The aim of the present study is to provide a clinical and etiological analysis of cerebral venous thrombosis (CVT) in the Tunisian population.
This is a prospective monocentric study including 26 patients referred to the Neurology Department of the Military Hospital of Tunis between January 2005 and January 2008. The diagnosis of CVT was confirmed in all patients by magnetic resonance imaging (MRI) and angiography. The clinical and biological risk factors of cerebral venous thrombosis were analyzed. The average follow-up was 18 months (range six to 30). The outcome was assessed clinically with the modified Rankin scale and with MRI.

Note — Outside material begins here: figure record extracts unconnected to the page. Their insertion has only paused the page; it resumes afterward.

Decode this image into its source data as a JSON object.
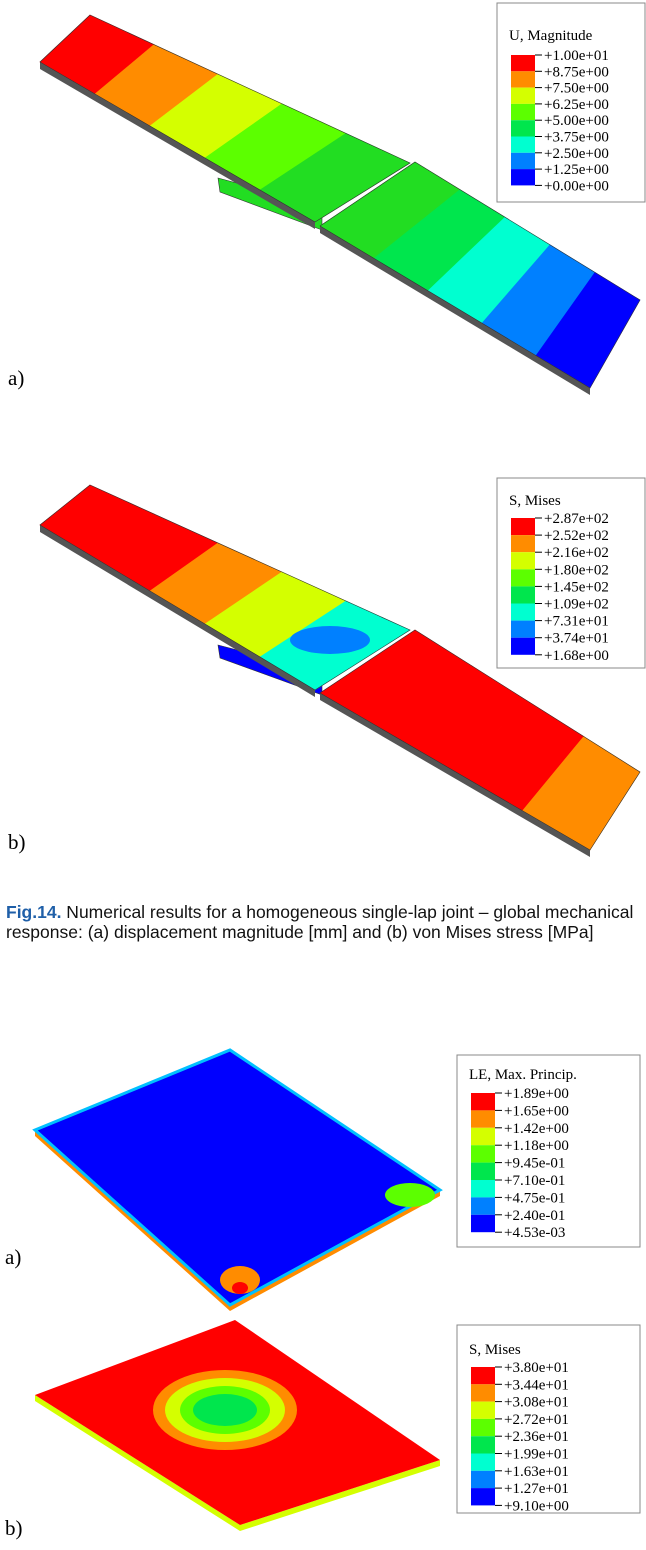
{
  "panels": [
    {
      "label": "a)",
      "legend": {
        "title": "U, Magnitude",
        "values": [
          "+1.00e+01",
          "+8.75e+00",
          "+7.50e+00",
          "+6.25e+00",
          "+5.00e+00",
          "+3.75e+00",
          "+2.50e+00",
          "+1.25e+00",
          "+0.00e+00"
        ]
      }
    },
    {
      "label": "b)",
      "legend": {
        "title": "S, Mises",
        "values": [
          "+2.87e+02",
          "+2.52e+02",
          "+2.16e+02",
          "+1.80e+02",
          "+1.45e+02",
          "+1.09e+02",
          "+7.31e+01",
          "+3.74e+01",
          "+1.68e+00"
        ]
      }
    },
    {
      "label": "a)",
      "legend": {
        "title": "LE, Max. Princip.",
        "values": [
          "+1.89e+00",
          "+1.65e+00",
          "+1.42e+00",
          "+1.18e+00",
          "+9.45e-01",
          "+7.10e-01",
          "+4.75e-01",
          "+2.40e-01",
          "+4.53e-03"
        ]
      }
    },
    {
      "label": "b)",
      "legend": {
        "title": "S, Mises",
        "values": [
          "+3.80e+01",
          "+3.44e+01",
          "+3.08e+01",
          "+2.72e+01",
          "+2.36e+01",
          "+1.99e+01",
          "+1.63e+01",
          "+1.27e+01",
          "+9.10e+00"
        ]
      }
    }
  ],
  "caption": {
    "number": "Fig.14.",
    "text": " Numerical results for a homogeneous single-lap joint – global mechanical response: (a) displacement magnitude [mm] and (b) von Mises stress [MPa]"
  }
}
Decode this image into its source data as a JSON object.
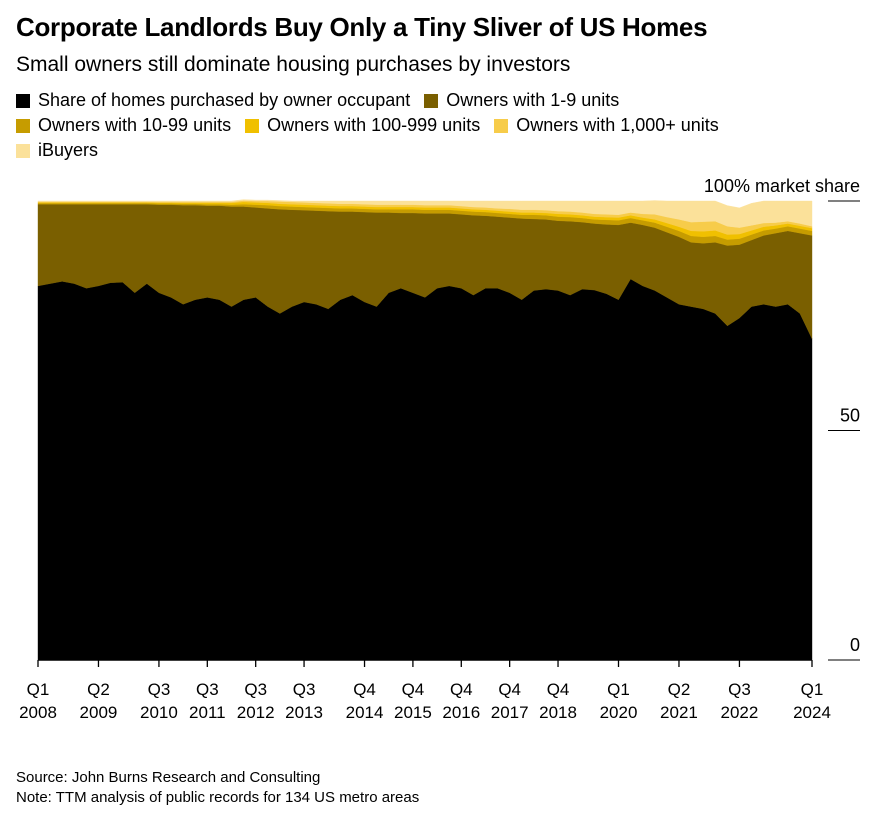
{
  "title": "Corporate Landlords Buy Only a Tiny Sliver of US Homes",
  "subtitle": "Small owners still dominate housing purchases by investors",
  "footer": {
    "source": "Source: John Burns Research and Consulting",
    "note": "Note: TTM analysis of public records for 134 US metro areas"
  },
  "chart_data": {
    "type": "area",
    "stacked": true,
    "y_axis_label": "100% market share",
    "y_ticks": [
      {
        "value": 100,
        "label": "100% market share"
      },
      {
        "value": 50,
        "label": "50"
      },
      {
        "value": 0,
        "label": "0"
      }
    ],
    "ylim": [
      0,
      100
    ],
    "x_start": 2008.0,
    "x_end": 2024.0,
    "x_ticks": [
      {
        "q": "Q1",
        "year": "2008",
        "x": 2008.0
      },
      {
        "q": "Q2",
        "year": "2009",
        "x": 2009.25
      },
      {
        "q": "Q3",
        "year": "2010",
        "x": 2010.5
      },
      {
        "q": "Q3",
        "year": "2011",
        "x": 2011.5
      },
      {
        "q": "Q3",
        "year": "2012",
        "x": 2012.5
      },
      {
        "q": "Q3",
        "year": "2013",
        "x": 2013.5
      },
      {
        "q": "Q4",
        "year": "2014",
        "x": 2014.75
      },
      {
        "q": "Q4",
        "year": "2015",
        "x": 2015.75
      },
      {
        "q": "Q4",
        "year": "2016",
        "x": 2016.75
      },
      {
        "q": "Q4",
        "year": "2017",
        "x": 2017.75
      },
      {
        "q": "Q4",
        "year": "2018",
        "x": 2018.75
      },
      {
        "q": "Q1",
        "year": "2020",
        "x": 2020.0
      },
      {
        "q": "Q2",
        "year": "2021",
        "x": 2021.25
      },
      {
        "q": "Q3",
        "year": "2022",
        "x": 2022.5
      },
      {
        "q": "Q1",
        "year": "2024",
        "x": 2024.0
      }
    ],
    "x": [
      2008.0,
      2008.25,
      2008.5,
      2008.75,
      2009.0,
      2009.25,
      2009.5,
      2009.75,
      2010.0,
      2010.25,
      2010.5,
      2010.75,
      2011.0,
      2011.25,
      2011.5,
      2011.75,
      2012.0,
      2012.25,
      2012.5,
      2012.75,
      2013.0,
      2013.25,
      2013.5,
      2013.75,
      2014.0,
      2014.25,
      2014.5,
      2014.75,
      2015.0,
      2015.25,
      2015.5,
      2015.75,
      2016.0,
      2016.25,
      2016.5,
      2016.75,
      2017.0,
      2017.25,
      2017.5,
      2017.75,
      2018.0,
      2018.25,
      2018.5,
      2018.75,
      2019.0,
      2019.25,
      2019.5,
      2019.75,
      2020.0,
      2020.25,
      2020.5,
      2020.75,
      2021.0,
      2021.25,
      2021.5,
      2021.75,
      2022.0,
      2022.25,
      2022.5,
      2022.75,
      2023.0,
      2023.25,
      2023.5,
      2023.75,
      2024.0
    ],
    "series": [
      {
        "name": "Share of homes purchased by owner occupant",
        "color": "#000000",
        "values": [
          81.5,
          82.0,
          82.5,
          82.0,
          81.0,
          81.5,
          82.2,
          82.3,
          80.0,
          82.0,
          80.0,
          79.0,
          77.5,
          78.5,
          79.0,
          78.5,
          77.0,
          78.5,
          79.0,
          77.0,
          75.5,
          77.0,
          78.0,
          77.5,
          76.5,
          78.5,
          79.5,
          78.0,
          77.0,
          80.0,
          81.0,
          80.0,
          79.0,
          81.0,
          81.5,
          81.0,
          79.5,
          81.0,
          81.0,
          80.0,
          78.5,
          80.5,
          80.8,
          80.5,
          79.5,
          80.8,
          80.6,
          79.8,
          78.5,
          83.0,
          81.5,
          80.5,
          79.0,
          77.5,
          77.0,
          76.5,
          75.5,
          72.8,
          74.5,
          77.0,
          77.5,
          77.0,
          77.5,
          75.5,
          70.0
        ]
      },
      {
        "name": "Owners with 1-9 units",
        "color": "#7a5f00",
        "values": [
          17.8,
          17.3,
          16.8,
          17.3,
          18.3,
          17.8,
          17.1,
          17.0,
          19.3,
          17.3,
          19.2,
          20.2,
          21.6,
          20.6,
          20.0,
          20.5,
          21.8,
          20.3,
          19.6,
          21.4,
          22.7,
          21.1,
          20.0,
          20.4,
          21.3,
          19.2,
          18.2,
          19.6,
          20.5,
          17.5,
          16.4,
          17.4,
          18.3,
          16.3,
          15.8,
          16.1,
          17.4,
          15.8,
          15.6,
          16.4,
          17.7,
          15.6,
          15.2,
          15.2,
          16.1,
          14.6,
          14.5,
          15.1,
          16.3,
          12.3,
          13.3,
          13.7,
          14.2,
          14.7,
          14.0,
          14.3,
          15.5,
          17.5,
          16.0,
          14.5,
          15.0,
          16.0,
          16.0,
          17.5,
          22.5
        ]
      },
      {
        "name": "Owners with 10-99 units",
        "color": "#c69c00",
        "values": [
          0.25,
          0.25,
          0.25,
          0.25,
          0.25,
          0.25,
          0.25,
          0.25,
          0.25,
          0.25,
          0.25,
          0.25,
          0.3,
          0.3,
          0.3,
          0.3,
          0.4,
          0.5,
          0.6,
          0.7,
          0.7,
          0.7,
          0.7,
          0.7,
          0.7,
          0.7,
          0.7,
          0.7,
          0.7,
          0.7,
          0.8,
          0.8,
          0.8,
          0.8,
          0.8,
          0.8,
          0.8,
          0.8,
          0.8,
          0.8,
          0.8,
          0.9,
          0.9,
          0.9,
          0.9,
          0.9,
          0.9,
          1.0,
          1.0,
          1.0,
          1.0,
          1.1,
          1.2,
          1.3,
          1.4,
          1.4,
          1.4,
          1.3,
          1.3,
          1.2,
          1.1,
          1.0,
          1.0,
          1.0,
          1.0
        ]
      },
      {
        "name": "Owners with 100-999 units",
        "color": "#f0c000",
        "values": [
          0.15,
          0.15,
          0.15,
          0.15,
          0.15,
          0.15,
          0.15,
          0.15,
          0.15,
          0.15,
          0.2,
          0.2,
          0.2,
          0.2,
          0.3,
          0.3,
          0.4,
          0.5,
          0.5,
          0.5,
          0.5,
          0.5,
          0.5,
          0.5,
          0.5,
          0.5,
          0.5,
          0.5,
          0.5,
          0.5,
          0.5,
          0.5,
          0.5,
          0.5,
          0.5,
          0.5,
          0.5,
          0.5,
          0.5,
          0.5,
          0.5,
          0.5,
          0.5,
          0.6,
          0.6,
          0.6,
          0.6,
          0.6,
          0.6,
          0.6,
          0.6,
          0.7,
          0.8,
          0.9,
          1.1,
          1.2,
          1.2,
          1.1,
          1.0,
          0.9,
          0.8,
          0.7,
          0.6,
          0.6,
          0.6
        ]
      },
      {
        "name": "Owners with 1,000+ units",
        "color": "#f7cc4a",
        "values": [
          0.1,
          0.1,
          0.1,
          0.1,
          0.1,
          0.1,
          0.1,
          0.1,
          0.1,
          0.1,
          0.15,
          0.15,
          0.2,
          0.2,
          0.2,
          0.2,
          0.2,
          0.3,
          0.3,
          0.4,
          0.5,
          0.5,
          0.5,
          0.5,
          0.5,
          0.5,
          0.5,
          0.5,
          0.5,
          0.5,
          0.5,
          0.5,
          0.5,
          0.5,
          0.5,
          0.5,
          0.5,
          0.5,
          0.5,
          0.6,
          0.6,
          0.6,
          0.6,
          0.6,
          0.6,
          0.6,
          0.6,
          0.6,
          0.6,
          0.6,
          0.8,
          1.1,
          1.3,
          1.6,
          1.9,
          2.1,
          2.0,
          1.8,
          1.4,
          1.1,
          0.8,
          0.6,
          0.5,
          0.5,
          0.4
        ]
      },
      {
        "name": "iBuyers",
        "color": "#fbe19a",
        "values": [
          0.2,
          0.2,
          0.2,
          0.2,
          0.2,
          0.2,
          0.2,
          0.2,
          0.2,
          0.2,
          0.2,
          0.2,
          0.2,
          0.2,
          0.2,
          0.2,
          0.2,
          0.2,
          0.2,
          0.2,
          0.2,
          0.2,
          0.3,
          0.4,
          0.5,
          0.6,
          0.6,
          0.7,
          0.8,
          0.8,
          0.8,
          0.8,
          0.9,
          0.9,
          0.9,
          1.1,
          1.3,
          1.4,
          1.6,
          1.7,
          1.9,
          1.9,
          2.0,
          2.2,
          2.3,
          2.5,
          2.8,
          2.9,
          3.0,
          2.5,
          2.8,
          3.0,
          3.5,
          4.0,
          4.6,
          4.5,
          4.4,
          4.5,
          4.3,
          4.8,
          4.8,
          4.7,
          4.4,
          4.9,
          5.5
        ]
      }
    ]
  }
}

Mean age was 38.26 years, predominantly females (sex-ratio 4.2). The clinical onset was acute in 88.46% of the cases. Headache was the most common inaugural sign (84.6%). Lateral and superior longitudinal sinuses were the most commonly involved with equal frequency (61.53%). Parenchymal lesions were frequently noted (77%), especially hemorrhagic infarcts (46.15%). The causes of CVT were variable and usually combined (85%). Specifically, thrombophilia and obstetric-gynecological causes were predominant with a prevalence of 61.5 and 42.3%, respectively. Septic causes (38.46%) are also frequent, mainly oral infections (27%). Outcome was favorable in 77% of patients given heparin therapy, followed by oral anticoagulants and antibiotics as needed.
Our Tunisian population presented distinct clinical features compared with previous studies, including a high frequency of thrombophilia and gyneco-obstetrical disorders as well as infectious causes.